Rom Kshuk, amministratore delegato di Future Meat Technologies, ha dichiarato che «la carne coltivata è più vicina che mai al mercato. In qualità di leader di questo nuovo settore, spetta a noi non solo creare il prodotto, ma anche aiutare il mercato a familiarizzare con esso, mitigare le preoccupazioni e renderlo accessibile ai consumatori finali». La carne sintetica ha attirato l’interesse di istituzioni internazionali come l’Unione Europea, che ha disposto un contributo di 2 milioni di euro a vantaggio delle aziende olandesi che si occupano della ricerca volta alla produzione di carne in provetta e anche di Bill Gates, che ha investito nel settore.
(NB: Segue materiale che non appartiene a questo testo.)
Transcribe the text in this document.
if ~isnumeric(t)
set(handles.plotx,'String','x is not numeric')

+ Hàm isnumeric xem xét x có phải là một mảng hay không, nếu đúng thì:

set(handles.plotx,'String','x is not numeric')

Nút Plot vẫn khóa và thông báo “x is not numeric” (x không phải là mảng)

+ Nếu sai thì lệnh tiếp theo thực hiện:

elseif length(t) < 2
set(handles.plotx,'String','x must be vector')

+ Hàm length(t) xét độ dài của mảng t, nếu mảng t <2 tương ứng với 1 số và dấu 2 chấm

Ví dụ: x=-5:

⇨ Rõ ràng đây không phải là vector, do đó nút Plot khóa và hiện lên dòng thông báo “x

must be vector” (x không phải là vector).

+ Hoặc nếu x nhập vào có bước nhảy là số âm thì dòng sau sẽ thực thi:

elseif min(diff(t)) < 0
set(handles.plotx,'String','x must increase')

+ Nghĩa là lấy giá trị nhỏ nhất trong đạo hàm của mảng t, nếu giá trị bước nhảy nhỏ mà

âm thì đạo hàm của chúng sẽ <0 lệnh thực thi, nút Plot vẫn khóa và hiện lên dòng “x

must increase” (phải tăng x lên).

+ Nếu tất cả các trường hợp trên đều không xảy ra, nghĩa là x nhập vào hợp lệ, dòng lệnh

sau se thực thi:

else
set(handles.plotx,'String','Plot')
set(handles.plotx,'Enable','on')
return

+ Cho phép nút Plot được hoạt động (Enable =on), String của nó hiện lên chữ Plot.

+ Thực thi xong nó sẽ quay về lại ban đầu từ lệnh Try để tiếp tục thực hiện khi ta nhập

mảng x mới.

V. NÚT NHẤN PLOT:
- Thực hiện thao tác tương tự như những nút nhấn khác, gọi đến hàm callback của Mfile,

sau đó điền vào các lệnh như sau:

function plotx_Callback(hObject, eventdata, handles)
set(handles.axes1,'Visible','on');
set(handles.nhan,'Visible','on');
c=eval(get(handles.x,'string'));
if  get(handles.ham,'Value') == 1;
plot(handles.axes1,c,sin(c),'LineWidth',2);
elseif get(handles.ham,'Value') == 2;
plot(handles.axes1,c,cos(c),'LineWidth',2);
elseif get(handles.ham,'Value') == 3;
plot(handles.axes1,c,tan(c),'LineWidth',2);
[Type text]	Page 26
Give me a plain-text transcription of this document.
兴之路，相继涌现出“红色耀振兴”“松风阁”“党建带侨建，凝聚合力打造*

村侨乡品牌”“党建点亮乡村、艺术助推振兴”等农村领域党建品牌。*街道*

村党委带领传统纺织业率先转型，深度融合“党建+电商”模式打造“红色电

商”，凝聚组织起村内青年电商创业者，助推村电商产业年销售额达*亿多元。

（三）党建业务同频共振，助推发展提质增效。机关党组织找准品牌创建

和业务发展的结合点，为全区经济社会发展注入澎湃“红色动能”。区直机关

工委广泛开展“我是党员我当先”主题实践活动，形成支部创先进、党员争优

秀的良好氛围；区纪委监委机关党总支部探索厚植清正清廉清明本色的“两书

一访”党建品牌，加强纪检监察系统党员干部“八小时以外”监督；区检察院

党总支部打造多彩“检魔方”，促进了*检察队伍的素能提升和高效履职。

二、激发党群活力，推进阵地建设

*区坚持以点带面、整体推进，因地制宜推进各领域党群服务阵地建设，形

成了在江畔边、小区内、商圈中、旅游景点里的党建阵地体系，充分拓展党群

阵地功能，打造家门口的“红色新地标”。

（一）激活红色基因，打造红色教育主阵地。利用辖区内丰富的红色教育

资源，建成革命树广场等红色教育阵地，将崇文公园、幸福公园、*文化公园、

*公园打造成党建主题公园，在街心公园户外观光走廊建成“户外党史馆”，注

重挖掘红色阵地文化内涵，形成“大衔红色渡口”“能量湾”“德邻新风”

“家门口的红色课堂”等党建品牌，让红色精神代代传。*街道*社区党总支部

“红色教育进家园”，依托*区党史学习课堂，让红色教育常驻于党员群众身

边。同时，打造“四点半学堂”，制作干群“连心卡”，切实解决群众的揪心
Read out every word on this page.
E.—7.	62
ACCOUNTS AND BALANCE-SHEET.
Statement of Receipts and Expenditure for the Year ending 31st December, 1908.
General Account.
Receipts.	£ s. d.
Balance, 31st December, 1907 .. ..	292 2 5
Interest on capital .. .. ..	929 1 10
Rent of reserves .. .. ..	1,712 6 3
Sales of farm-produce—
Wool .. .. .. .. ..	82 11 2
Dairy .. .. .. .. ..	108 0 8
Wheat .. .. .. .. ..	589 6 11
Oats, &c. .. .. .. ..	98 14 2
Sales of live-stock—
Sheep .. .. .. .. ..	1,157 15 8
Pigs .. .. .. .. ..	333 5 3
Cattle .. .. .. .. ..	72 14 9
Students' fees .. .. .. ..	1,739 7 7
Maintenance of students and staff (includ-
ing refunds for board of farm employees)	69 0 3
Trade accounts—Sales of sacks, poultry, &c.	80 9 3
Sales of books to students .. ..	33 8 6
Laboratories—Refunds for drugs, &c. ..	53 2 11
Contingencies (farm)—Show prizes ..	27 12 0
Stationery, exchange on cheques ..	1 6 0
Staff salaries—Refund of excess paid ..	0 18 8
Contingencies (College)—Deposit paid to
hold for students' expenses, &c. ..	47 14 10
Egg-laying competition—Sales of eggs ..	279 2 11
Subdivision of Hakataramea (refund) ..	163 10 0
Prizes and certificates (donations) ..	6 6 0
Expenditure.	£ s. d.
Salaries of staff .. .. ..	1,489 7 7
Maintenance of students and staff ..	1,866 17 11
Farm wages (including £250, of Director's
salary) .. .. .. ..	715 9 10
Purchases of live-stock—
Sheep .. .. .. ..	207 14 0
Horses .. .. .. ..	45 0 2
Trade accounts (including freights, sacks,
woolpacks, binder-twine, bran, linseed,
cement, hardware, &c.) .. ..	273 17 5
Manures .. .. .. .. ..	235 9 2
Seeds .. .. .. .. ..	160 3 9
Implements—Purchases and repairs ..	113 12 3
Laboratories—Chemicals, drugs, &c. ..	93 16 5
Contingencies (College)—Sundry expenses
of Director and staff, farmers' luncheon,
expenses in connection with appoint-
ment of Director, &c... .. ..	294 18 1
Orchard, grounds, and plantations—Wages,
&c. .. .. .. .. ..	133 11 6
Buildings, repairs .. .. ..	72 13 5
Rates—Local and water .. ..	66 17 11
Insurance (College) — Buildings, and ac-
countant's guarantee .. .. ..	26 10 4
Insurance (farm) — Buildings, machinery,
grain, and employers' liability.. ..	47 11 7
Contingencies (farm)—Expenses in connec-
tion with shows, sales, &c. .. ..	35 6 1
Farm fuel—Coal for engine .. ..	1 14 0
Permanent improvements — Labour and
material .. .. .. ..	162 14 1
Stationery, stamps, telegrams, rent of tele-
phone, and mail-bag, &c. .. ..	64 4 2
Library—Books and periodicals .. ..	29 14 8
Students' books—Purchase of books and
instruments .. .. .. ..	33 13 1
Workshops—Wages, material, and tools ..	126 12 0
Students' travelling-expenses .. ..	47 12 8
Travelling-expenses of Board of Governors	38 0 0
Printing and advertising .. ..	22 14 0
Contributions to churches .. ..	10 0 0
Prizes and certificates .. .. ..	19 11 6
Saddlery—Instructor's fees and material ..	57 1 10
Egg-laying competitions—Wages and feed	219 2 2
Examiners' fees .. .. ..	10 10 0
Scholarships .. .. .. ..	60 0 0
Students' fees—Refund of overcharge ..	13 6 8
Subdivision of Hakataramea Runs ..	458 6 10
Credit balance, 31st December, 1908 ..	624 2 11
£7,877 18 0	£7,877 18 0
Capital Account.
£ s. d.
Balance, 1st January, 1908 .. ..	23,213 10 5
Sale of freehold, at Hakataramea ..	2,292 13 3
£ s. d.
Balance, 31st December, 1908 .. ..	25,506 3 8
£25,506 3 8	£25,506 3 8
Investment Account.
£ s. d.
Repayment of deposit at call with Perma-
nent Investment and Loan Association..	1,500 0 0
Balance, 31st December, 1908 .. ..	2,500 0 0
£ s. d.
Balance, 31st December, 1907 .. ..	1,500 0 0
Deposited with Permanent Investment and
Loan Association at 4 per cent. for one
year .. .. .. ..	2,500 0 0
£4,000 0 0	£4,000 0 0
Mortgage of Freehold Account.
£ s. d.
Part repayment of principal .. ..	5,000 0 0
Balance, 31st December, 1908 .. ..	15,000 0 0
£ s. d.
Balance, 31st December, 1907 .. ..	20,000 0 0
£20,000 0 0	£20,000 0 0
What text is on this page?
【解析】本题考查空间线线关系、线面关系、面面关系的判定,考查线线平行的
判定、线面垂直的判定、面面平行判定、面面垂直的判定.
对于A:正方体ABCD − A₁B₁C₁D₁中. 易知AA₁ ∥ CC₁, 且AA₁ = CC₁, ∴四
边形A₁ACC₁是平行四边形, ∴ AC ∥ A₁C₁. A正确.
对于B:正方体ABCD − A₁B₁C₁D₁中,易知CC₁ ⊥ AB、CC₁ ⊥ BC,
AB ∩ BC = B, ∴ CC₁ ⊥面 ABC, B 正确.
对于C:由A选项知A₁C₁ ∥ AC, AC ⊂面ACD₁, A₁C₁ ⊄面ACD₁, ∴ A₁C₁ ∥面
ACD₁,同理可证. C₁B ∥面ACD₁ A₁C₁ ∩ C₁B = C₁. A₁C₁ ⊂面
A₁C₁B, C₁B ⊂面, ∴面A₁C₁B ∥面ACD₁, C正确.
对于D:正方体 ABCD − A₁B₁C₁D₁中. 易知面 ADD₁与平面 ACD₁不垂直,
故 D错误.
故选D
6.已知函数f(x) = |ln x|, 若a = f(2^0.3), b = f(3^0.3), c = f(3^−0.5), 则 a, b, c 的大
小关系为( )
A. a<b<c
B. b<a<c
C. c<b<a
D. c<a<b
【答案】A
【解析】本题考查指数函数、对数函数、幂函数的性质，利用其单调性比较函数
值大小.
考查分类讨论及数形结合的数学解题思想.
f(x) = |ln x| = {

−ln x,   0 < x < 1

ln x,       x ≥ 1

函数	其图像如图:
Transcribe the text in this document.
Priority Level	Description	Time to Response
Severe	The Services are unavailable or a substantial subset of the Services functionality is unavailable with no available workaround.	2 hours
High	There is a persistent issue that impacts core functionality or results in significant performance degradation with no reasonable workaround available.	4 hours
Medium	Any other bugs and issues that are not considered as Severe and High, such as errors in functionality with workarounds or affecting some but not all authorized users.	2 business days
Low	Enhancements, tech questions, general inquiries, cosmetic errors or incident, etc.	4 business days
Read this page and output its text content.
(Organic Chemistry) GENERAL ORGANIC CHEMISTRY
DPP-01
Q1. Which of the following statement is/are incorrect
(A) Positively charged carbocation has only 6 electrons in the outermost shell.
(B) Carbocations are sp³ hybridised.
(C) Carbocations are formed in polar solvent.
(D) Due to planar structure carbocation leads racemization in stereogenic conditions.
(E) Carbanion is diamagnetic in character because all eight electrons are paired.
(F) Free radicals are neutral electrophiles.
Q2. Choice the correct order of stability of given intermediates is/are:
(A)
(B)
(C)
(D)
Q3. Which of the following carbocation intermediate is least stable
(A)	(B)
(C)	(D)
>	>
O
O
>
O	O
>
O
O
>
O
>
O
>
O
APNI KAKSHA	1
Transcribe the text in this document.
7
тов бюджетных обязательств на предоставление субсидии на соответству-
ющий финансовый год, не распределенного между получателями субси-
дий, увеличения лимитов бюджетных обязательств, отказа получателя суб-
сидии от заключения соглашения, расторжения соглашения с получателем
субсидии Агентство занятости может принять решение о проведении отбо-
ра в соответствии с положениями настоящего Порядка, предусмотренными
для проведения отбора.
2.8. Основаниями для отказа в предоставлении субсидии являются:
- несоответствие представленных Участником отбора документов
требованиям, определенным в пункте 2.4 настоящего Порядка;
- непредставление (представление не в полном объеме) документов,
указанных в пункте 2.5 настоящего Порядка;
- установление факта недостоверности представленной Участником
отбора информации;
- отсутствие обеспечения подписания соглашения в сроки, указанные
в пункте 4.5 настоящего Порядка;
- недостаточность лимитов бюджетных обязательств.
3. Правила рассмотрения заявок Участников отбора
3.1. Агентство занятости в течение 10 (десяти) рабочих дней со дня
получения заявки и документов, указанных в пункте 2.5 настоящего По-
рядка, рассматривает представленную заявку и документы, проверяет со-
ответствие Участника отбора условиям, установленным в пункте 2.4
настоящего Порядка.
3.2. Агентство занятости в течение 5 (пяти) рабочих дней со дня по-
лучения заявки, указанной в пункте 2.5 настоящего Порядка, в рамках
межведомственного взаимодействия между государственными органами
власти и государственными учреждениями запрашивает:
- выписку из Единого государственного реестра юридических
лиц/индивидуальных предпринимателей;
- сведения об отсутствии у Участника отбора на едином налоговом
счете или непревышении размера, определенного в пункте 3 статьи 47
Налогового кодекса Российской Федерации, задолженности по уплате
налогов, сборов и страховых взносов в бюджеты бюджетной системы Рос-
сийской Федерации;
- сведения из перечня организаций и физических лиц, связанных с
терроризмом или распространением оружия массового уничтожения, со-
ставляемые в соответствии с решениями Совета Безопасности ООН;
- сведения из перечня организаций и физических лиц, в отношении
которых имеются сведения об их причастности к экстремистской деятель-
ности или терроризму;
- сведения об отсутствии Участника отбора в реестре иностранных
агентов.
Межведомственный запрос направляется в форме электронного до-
La mossa di Bruxelles ha suscitato le reazione della Coldiretti secondo cui, come riportato dal portale Luce, «il business privato della carne in provetta nasconde rilevanti interessi economici e speculazioni internazionali dirette a sconvolgere il sistema agroalimentare mondiale». La Coldiretti pone l’accento sulla concorrenza sleale affermando che «si va ad aggiungere alla campagna in atto contro la vera carne e costituisce una doppia tenaglia che minaccia di far chiudere le stalle». La battaglia è appena cominciata.